Réélection d'Ali Bongo: le changement de ton de la France entre 2009 et 2016

Le président gabonais, Ali Bongo, a rendu une visite éclair à son homologue français, François Hollande, le 14 septembre 2015.
© AFP PHOTO / POOL / ERIC FEFERBERG

La France constate que « l'examen des recours n'a pas permis de lever tous les doutes », a déclaré le ministre français des Affaires étrangères Jean-Marc Ayrault, suite à la réélection du président sortant Ali Bongo. C’est dans la nuit du 24 septembre que la Cour constitutionnelle du Gabon a proclamé les résultats définitifs. « Nous déplorons que le quai d'Orsay se soit déporté à Bruxelles », a répondu Libreville. 2016 n'est pas 2009. En 2009, en effet, Paris s'était félicité de l'élection d'Ali Bongo.

Quelques mois avant la mort d'el hadj Omar Bongo, Ali Bongo est reçu à l'Elysée. Nous sommes en 2008. Poignée de main chaleureuse entre le Gabonais et Nicolas Sarkozy. La photo fait le tour du Gabon.
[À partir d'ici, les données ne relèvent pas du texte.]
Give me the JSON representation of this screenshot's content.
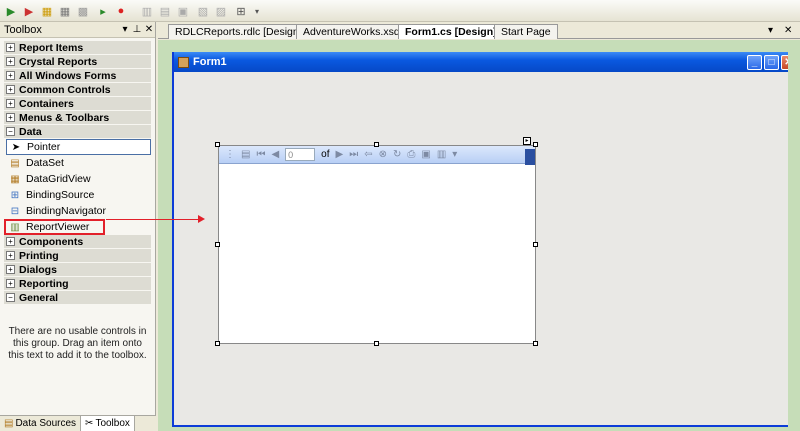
{
  "toolbox": {
    "title": "Toolbox",
    "categories_top": [
      "Report Items",
      "Crystal Reports",
      "All Windows Forms",
      "Common Controls",
      "Containers",
      "Menus & Toolbars"
    ],
    "open_category": "Data",
    "data_items": [
      "Pointer",
      "DataSet",
      "DataGridView",
      "BindingSource",
      "BindingNavigator",
      "ReportViewer"
    ],
    "categories_bottom": [
      "Components",
      "Printing",
      "Dialogs",
      "Reporting"
    ],
    "general_category": "General",
    "empty_message": "There are no usable controls in this group. Drag an item onto this text to add it to the toolbox.",
    "bottom_tabs": [
      "Data Sources",
      "Toolbox"
    ]
  },
  "doc_tabs": [
    {
      "label": "RDLCReports.rdlc [Design]"
    },
    {
      "label": "AdventureWorks.xsd*"
    },
    {
      "label": "Form1.cs [Design]*"
    },
    {
      "label": "Start Page"
    }
  ],
  "form": {
    "title": "Form1"
  },
  "report_viewer": {
    "page_value": "0",
    "of_label": "of"
  },
  "colors": {
    "annotation": "#e2202a",
    "form_title": "#0a59e0",
    "design_bg": "#c6ddb8"
  }
}
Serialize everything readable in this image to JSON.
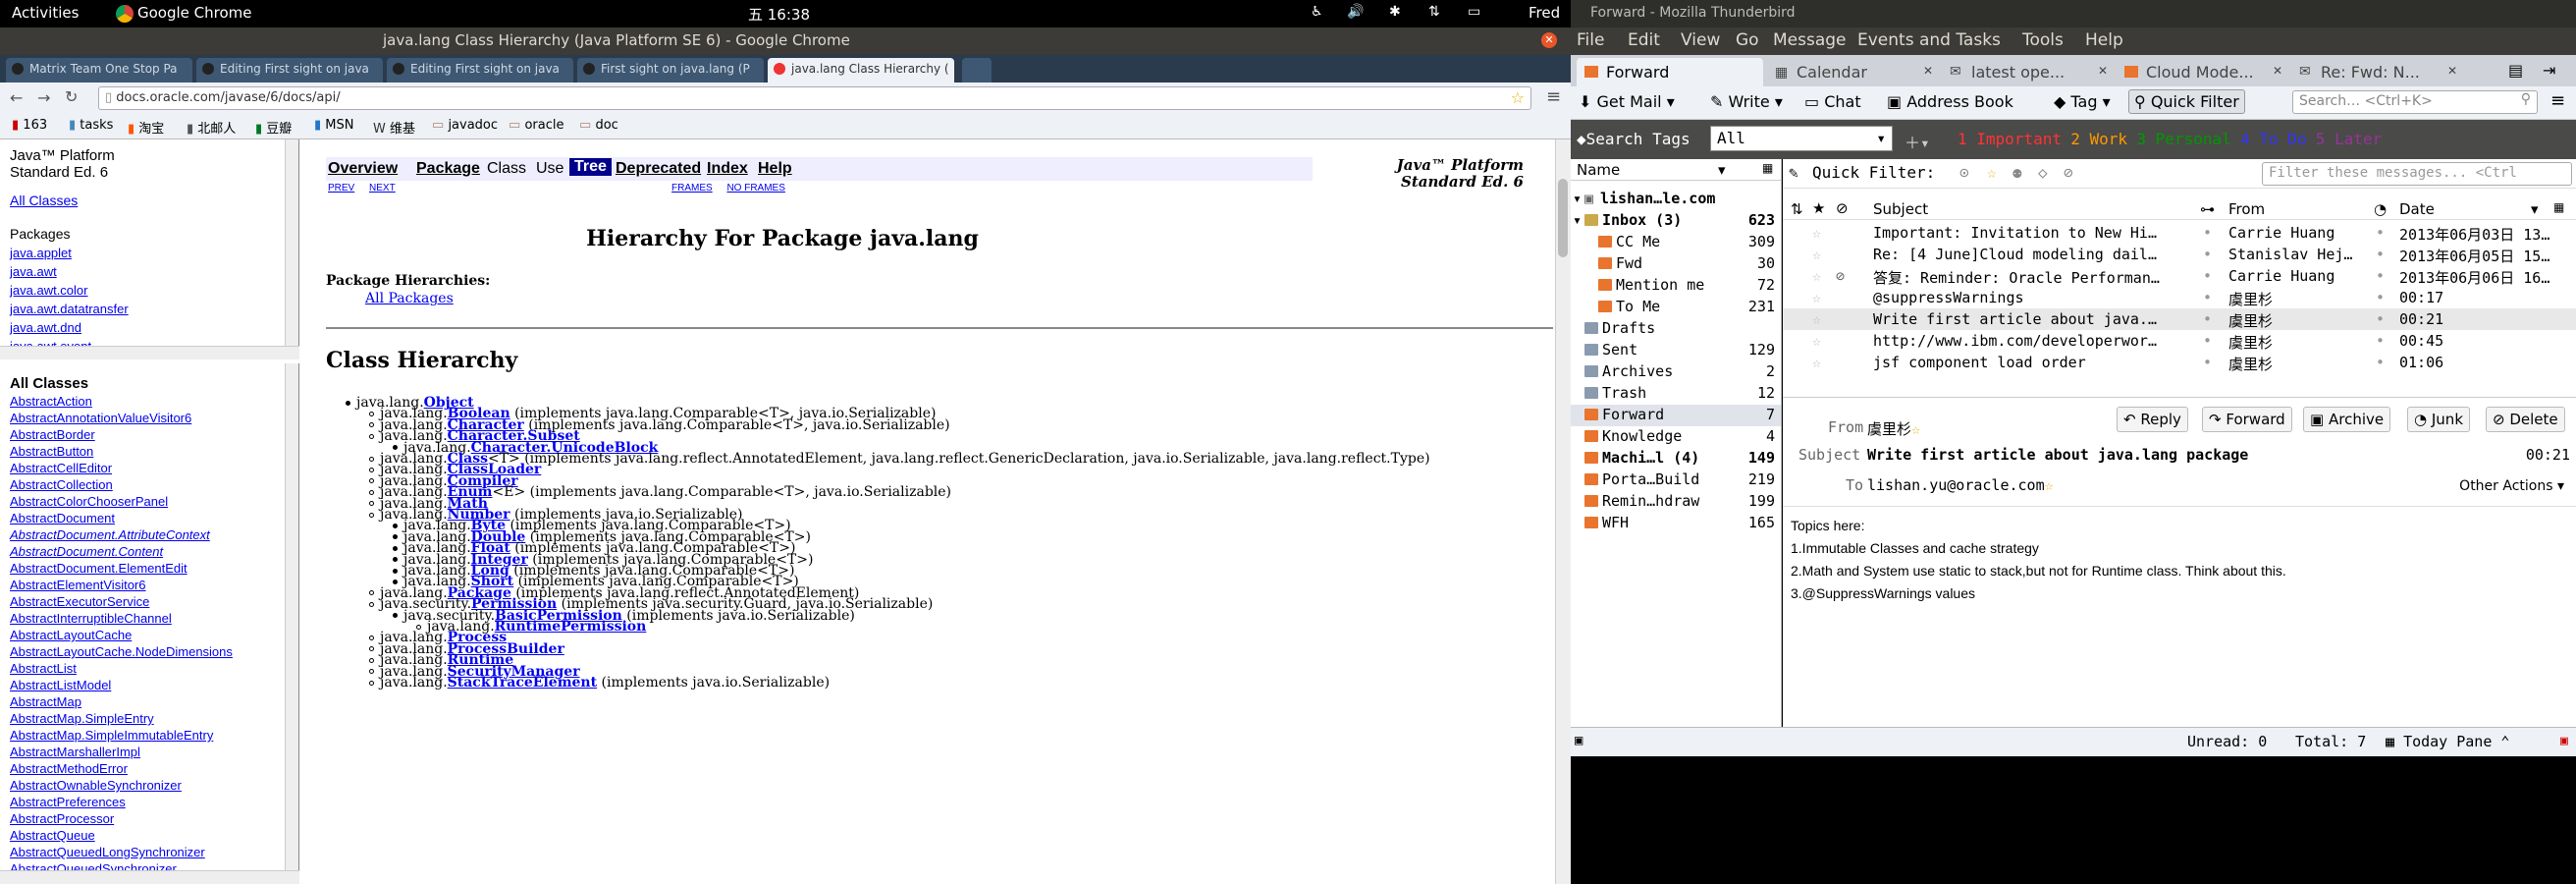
{
  "topbar": {
    "activities": "Activities",
    "app": "Google Chrome",
    "time": "五 16:38",
    "user": "Fred"
  },
  "chrome": {
    "title": "java.lang Class Hierarchy (Java Platform SE 6) - Google Chrome",
    "tabs": [
      "Matrix Team One Stop Pa",
      "Editing First sight on java",
      "Editing First sight on java",
      "First sight on java.lang (P",
      "java.lang Class Hierarchy ("
    ],
    "url": "docs.oracle.com/javase/6/docs/api/",
    "bookmarks": [
      "163",
      "tasks",
      "淘宝",
      "北邮人",
      "豆瓣",
      "MSN",
      "维基",
      "javadoc",
      "oracle",
      "doc"
    ]
  },
  "pkg_frame": {
    "title1": "Java™ Platform",
    "title2": "Standard Ed. 6",
    "all_classes": "All Classes",
    "packages_label": "Packages",
    "packages": [
      "java.applet",
      "java.awt",
      "java.awt.color",
      "java.awt.datatransfer",
      "java.awt.dnd",
      "java.awt.event"
    ]
  },
  "class_frame": {
    "heading": "All Classes",
    "classes": [
      "AbstractAction",
      "AbstractAnnotationValueVisitor6",
      "AbstractBorder",
      "AbstractButton",
      "AbstractCellEditor",
      "AbstractCollection",
      "AbstractColorChooserPanel",
      "AbstractDocument",
      "AbstractDocument.AttributeContext",
      "AbstractDocument.Content",
      "AbstractDocument.ElementEdit",
      "AbstractElementVisitor6",
      "AbstractExecutorService",
      "AbstractInterruptibleChannel",
      "AbstractLayoutCache",
      "AbstractLayoutCache.NodeDimensions",
      "AbstractList",
      "AbstractListModel",
      "AbstractMap",
      "AbstractMap.SimpleEntry",
      "AbstractMap.SimpleImmutableEntry",
      "AbstractMarshallerImpl",
      "AbstractMethodError",
      "AbstractOwnableSynchronizer",
      "AbstractPreferences",
      "AbstractProcessor",
      "AbstractQueue",
      "AbstractQueuedLongSynchronizer",
      "AbstractQueuedSynchronizer"
    ]
  },
  "main": {
    "nav": [
      "Overview",
      "Package",
      "Class",
      "Use",
      "Tree",
      "Deprecated",
      "Index",
      "Help"
    ],
    "prev": "PREV",
    "next": "NEXT",
    "frames": "FRAMES",
    "noframes": "NO FRAMES",
    "platform1": "Java™ Platform",
    "platform2": "Standard Ed. 6",
    "heading": "Hierarchy For Package java.lang",
    "pkg_hier_label": "Package Hierarchies:",
    "all_packages": "All Packages",
    "class_hierarchy": "Class Hierarchy",
    "tree": [
      {
        "level": 0,
        "prefix": "java.lang.",
        "name": "Object",
        "suffix": ""
      },
      {
        "level": 1,
        "prefix": "java.lang.",
        "name": "Boolean",
        "suffix": " (implements java.lang.Comparable<T>, java.io.Serializable)"
      },
      {
        "level": 1,
        "prefix": "java.lang.",
        "name": "Character",
        "suffix": " (implements java.lang.Comparable<T>, java.io.Serializable)"
      },
      {
        "level": 1,
        "prefix": "java.lang.",
        "name": "Character.Subset",
        "suffix": ""
      },
      {
        "level": 2,
        "prefix": "java.lang.",
        "name": "Character.UnicodeBlock",
        "suffix": ""
      },
      {
        "level": 1,
        "prefix": "java.lang.",
        "name": "Class",
        "suffix": "<T> (implements java.lang.reflect.AnnotatedElement, java.lang.reflect.GenericDeclaration, java.io.Serializable, java.lang.reflect.Type)"
      },
      {
        "level": 1,
        "prefix": "java.lang.",
        "name": "ClassLoader",
        "suffix": ""
      },
      {
        "level": 1,
        "prefix": "java.lang.",
        "name": "Compiler",
        "suffix": ""
      },
      {
        "level": 1,
        "prefix": "java.lang.",
        "name": "Enum",
        "suffix": "<E> (implements java.lang.Comparable<T>, java.io.Serializable)"
      },
      {
        "level": 1,
        "prefix": "java.lang.",
        "name": "Math",
        "suffix": ""
      },
      {
        "level": 1,
        "prefix": "java.lang.",
        "name": "Number",
        "suffix": " (implements java.io.Serializable)"
      },
      {
        "level": 2,
        "prefix": "java.lang.",
        "name": "Byte",
        "suffix": " (implements java.lang.Comparable<T>)"
      },
      {
        "level": 2,
        "prefix": "java.lang.",
        "name": "Double",
        "suffix": " (implements java.lang.Comparable<T>)"
      },
      {
        "level": 2,
        "prefix": "java.lang.",
        "name": "Float",
        "suffix": " (implements java.lang.Comparable<T>)"
      },
      {
        "level": 2,
        "prefix": "java.lang.",
        "name": "Integer",
        "suffix": " (implements java.lang.Comparable<T>)"
      },
      {
        "level": 2,
        "prefix": "java.lang.",
        "name": "Long",
        "suffix": " (implements java.lang.Comparable<T>)"
      },
      {
        "level": 2,
        "prefix": "java.lang.",
        "name": "Short",
        "suffix": " (implements java.lang.Comparable<T>)"
      },
      {
        "level": 1,
        "prefix": "java.lang.",
        "name": "Package",
        "suffix": " (implements java.lang.reflect.AnnotatedElement)"
      },
      {
        "level": 1,
        "prefix": "java.security.",
        "name": "Permission",
        "suffix": " (implements java.security.Guard, java.io.Serializable)"
      },
      {
        "level": 2,
        "prefix": "java.security.",
        "name": "BasicPermission",
        "suffix": " (implements java.io.Serializable)"
      },
      {
        "level": 3,
        "prefix": "java.lang.",
        "name": "RuntimePermission",
        "suffix": ""
      },
      {
        "level": 1,
        "prefix": "java.lang.",
        "name": "Process",
        "suffix": ""
      },
      {
        "level": 1,
        "prefix": "java.lang.",
        "name": "ProcessBuilder",
        "suffix": ""
      },
      {
        "level": 1,
        "prefix": "java.lang.",
        "name": "Runtime",
        "suffix": ""
      },
      {
        "level": 1,
        "prefix": "java.lang.",
        "name": "SecurityManager",
        "suffix": ""
      },
      {
        "level": 1,
        "prefix": "java.lang.",
        "name": "StackTraceElement",
        "suffix": " (implements java.io.Serializable)"
      }
    ]
  },
  "thunderbird": {
    "title": "Forward - Mozilla Thunderbird",
    "menu": [
      "File",
      "Edit",
      "View",
      "Go",
      "Message",
      "Events and Tasks",
      "Tools",
      "Help"
    ],
    "tabs": [
      "Forward",
      "Calendar",
      "latest ope...",
      "Cloud Mode...",
      "Re: Fwd: N..."
    ],
    "toolbar": [
      "Get Mail",
      "Write",
      "Chat",
      "Address Book",
      "Tag",
      "Quick Filter"
    ],
    "search_placeholder": "Search… <Ctrl+K>",
    "search_tags": "Search Tags",
    "tag_select": "All",
    "tags": [
      {
        "n": "1",
        "label": "Important",
        "color": "#ff3333"
      },
      {
        "n": "2",
        "label": "Work",
        "color": "#ff9900"
      },
      {
        "n": "3",
        "label": "Personal",
        "color": "#009900"
      },
      {
        "n": "4",
        "label": "To Do",
        "color": "#3333ff"
      },
      {
        "n": "5",
        "label": "Later",
        "color": "#993399"
      }
    ],
    "folder_col": "Name",
    "account": "lishan…le.com",
    "folders": [
      {
        "name": "Inbox (3)",
        "count": "623",
        "indent": 1,
        "bold": true
      },
      {
        "name": "CC Me",
        "count": "309",
        "indent": 2
      },
      {
        "name": "Fwd",
        "count": "30",
        "indent": 2
      },
      {
        "name": "Mention me",
        "count": "72",
        "indent": 2
      },
      {
        "name": "To Me",
        "count": "231",
        "indent": 2
      },
      {
        "name": "Drafts",
        "count": "",
        "indent": 1
      },
      {
        "name": "Sent",
        "count": "129",
        "indent": 1
      },
      {
        "name": "Archives",
        "count": "2",
        "indent": 1
      },
      {
        "name": "Trash",
        "count": "12",
        "indent": 1
      },
      {
        "name": "Forward",
        "count": "7",
        "indent": 1
      },
      {
        "name": "Knowledge",
        "count": "4",
        "indent": 1
      },
      {
        "name": "Machi…l (4)",
        "count": "149",
        "indent": 1,
        "bold": true
      },
      {
        "name": "Porta…Build",
        "count": "219",
        "indent": 1
      },
      {
        "name": "Remin…hdraw",
        "count": "199",
        "indent": 1
      },
      {
        "name": "WFH",
        "count": "165",
        "indent": 1
      }
    ],
    "quick_filter": "Quick Filter:",
    "filter_placeholder": "Filter these messages... <Ctrl",
    "columns": [
      "Subject",
      "From",
      "Date"
    ],
    "messages": [
      {
        "subject": "Important: Invitation to New Hi…",
        "from": "Carrie Huang",
        "date": "2013年06月03日 13…"
      },
      {
        "subject": "Re: [4 June]Cloud modeling dail…",
        "from": "Stanislav Hej…",
        "date": "2013年06月05日 15…"
      },
      {
        "subject": "答复: Reminder: Oracle Performan…",
        "from": "Carrie Huang",
        "date": "2013年06月06日 16…"
      },
      {
        "subject": "@suppressWarnings",
        "from": "虞里杉",
        "date": "00:17"
      },
      {
        "subject": "Write first article about java.…",
        "from": "虞里杉",
        "date": "00:21"
      },
      {
        "subject": "http://www.ibm.com/developerwor…",
        "from": "虞里杉",
        "date": "00:45"
      },
      {
        "subject": "jsf component load order",
        "from": "虞里杉",
        "date": "01:06"
      }
    ],
    "header": {
      "from_label": "From",
      "from": "虞里杉",
      "subject_label": "Subject",
      "subject": "Write first article about java.lang package",
      "time": "00:21",
      "to_label": "To",
      "to": "lishan.yu@oracle.com",
      "other_actions": "Other Actions"
    },
    "actions": [
      "Reply",
      "Forward",
      "Archive",
      "Junk",
      "Delete"
    ],
    "body": [
      "Topics here:",
      "1.Immutable Classes and cache strategy",
      "2.Math and System use static to stack,but not for Runtime class. Think about this.",
      "3.@SuppressWarnings values"
    ],
    "status": {
      "unread": "Unread: 0",
      "total": "Total: 7",
      "today": "Today Pane"
    }
  }
}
En 2009, Paris se félicite de la victoire d'Ali Bongo. Pour l'opposition, Paris a imposé son candidat. Le consulat de France est incendié ; des stations-service de Total sont pillées. C'est encore l'époque du village franco-gabonais. L'ombre d'Omar Bongo plane, le « vieux » qui sera passé avec adresse du pompidolisme jusqu'au sarkozysme. Les présidents français font alors le voyage à Libreville.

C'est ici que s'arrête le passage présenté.